El chileno no es cruel, es solidario. El problema es que la solidaridad aquí se entiende como un gesto cercano a la caridad y emparentado con la condescendencia. Un ritual anual o mensual bien difundido que nos recuerde a nosotros mismos lo generosos que somos con quienes viven en la dificultad o el desamparo. Valoramos más la lástima que el respeto.
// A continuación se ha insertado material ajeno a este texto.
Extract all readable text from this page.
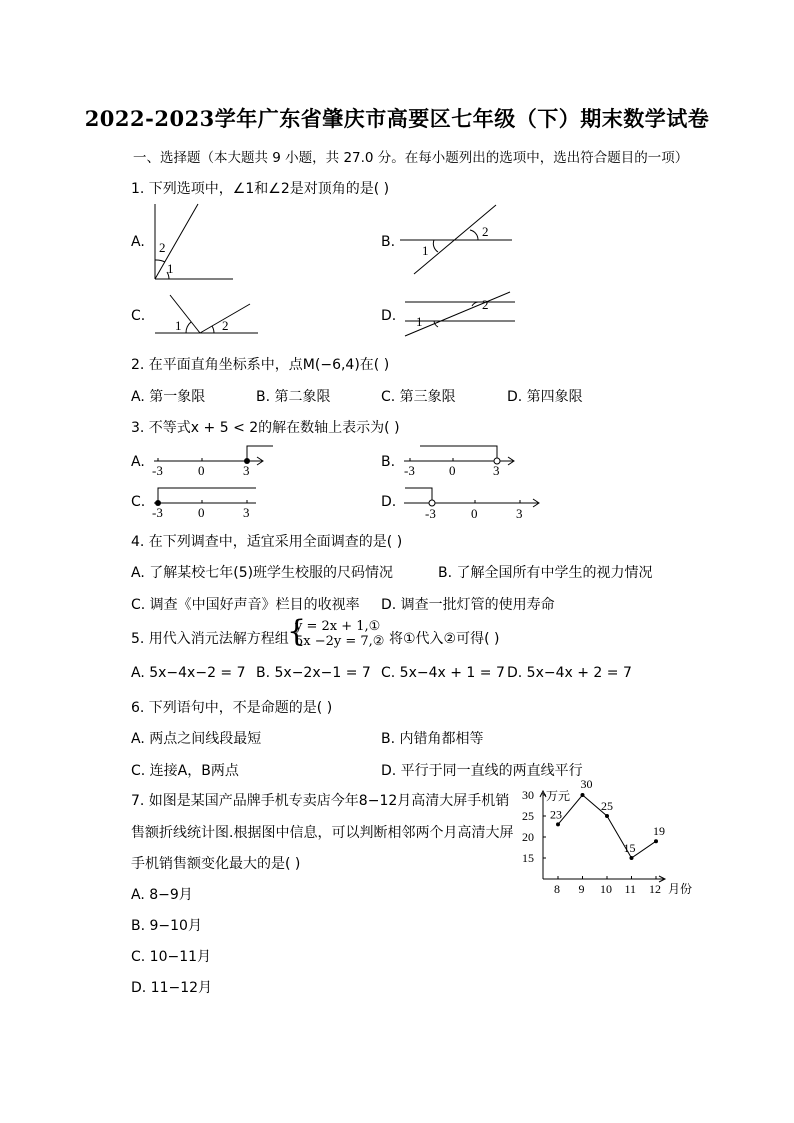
2022-2023学年广东省肇庆市高要区七年级（下）期末数学试卷
一、选择题（本大题共 9 小题，共 27.0 分。在每小题列出的选项中，选出符合题目的一项）
1. 下列选项中，∠1和∠2是对顶角的是( )
A. 2
1
B.
1
2
C.
1	2
D. 1
2
2. 在平面直角坐标系中，点M(−6,4)在( )
A. 第一象限	B. 第二象限	C. 第三象限	D. 第四象限
3. 不等式x + 5 < 2的解在数轴上表示为( )
A.
-3	0	3
B.
-3	0	3
C.
-3	0	3
D.
-3	0	3
4. 在下列调查中，适宜采用全面调查的是( )
A. 了解某校七年(5)班学生校服的尺码情况	B. 了解全国所有中学生的视力情况
C. 调查《中国好声音》栏目的收视率 D. 调查一批灯管的使用寿命
5. 用代入消元法解方程组
{
y = 2x + 1,①
5x −2y = 7,② 将①代入②可得( )
A. 5x−4x−2 = 7 B. 5x−2x−1 = 7 C. 5x−4x + 1 = 7 D. 5x−4x + 2 = 7
6. 下列语句中，不是命题的是( )
A. 两点之间线段最短	B. 内错角都相等
C. 连接A，B两点	D. 平行于同一直线的两直线平行
7. 如图是某国产品牌手机专卖店今年8−12月高清大屏手机销
售额折线统计图.根据图中信息，可以判断相邻两个月高清大屏
手机销售额变化最大的是( )
A. 8−9月
B. 9−10月
C. 10−11月
D. 11−12月
万元
月份
15
20
25
30
8 9 10 11 12
23
30
25
15
19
Frente a la histeria desatada por la inmigración haitiana entre algunos afiebrados nacionalistas que rezuman ignorancia y vulgaridad, y el maltrato diario que reciben los recién llegados en los barrios donde deambulan buscando trabajo y techo, el chileno bienpensante lanza un hashtag en Twitter y nos recuerda que es chozno de un ucraniano y que tuvo una abuela belga, como quien hace una confesión dramática que deberíamos tomar en consideración. Nos alerta de ese modo –autorreferente y escrupulosamente europeo- que sabe muy bien lo que sienten los inmigrantes latinoamericanos actuales. Nos indica, de paso, que ellos son bienvenidos y que debemos considerarlos nuestros "hermanos", como si todo consistiera en pasar un retiro de fin de semana en Tunquén. El progre piensa esto y lo escribe como un abracadabra educativo y bondadoso que desarmará automáticamente un entramado cultural de prejuicios que se alimenta de la propia historia de negación y segregación que vive la mayoría de los chilenos que convivirá con esos inmigrantes. Pasan por alto que se trata de un grupo de la población sumamente susceptible a los discursos políticos que apuntan a buscar un responsable más débil a quien acusar de las propias frustraciones. A estas alturas, los bienpensantes ya deberían saber que por más que se expliquen y difundan los hechos -sobre el número real de inmigrantes, el efecto en el mercado laboral, la manera en que su consumo contribuye con impuestos-, estos no son suficientes para enfrentar discursos que acuden al miedo para sumar votos y mantener las riendas del poder. Esto se trata de política, no de buena vibra.

El chileno, por último, no es xenófobo, sino más bien una criatura de talante isleño especialmente sensible al tono de los pigmentos de la piel. La inmigración haitiana remece ese rasgo y despierta una bestia que siempre ha estado ahí, pero que durante siglos hemos procurado pasarla por alto y evitar enfrentarnos al mal aliento que hierve dentro de sus fauces y al dolor de su mordedura.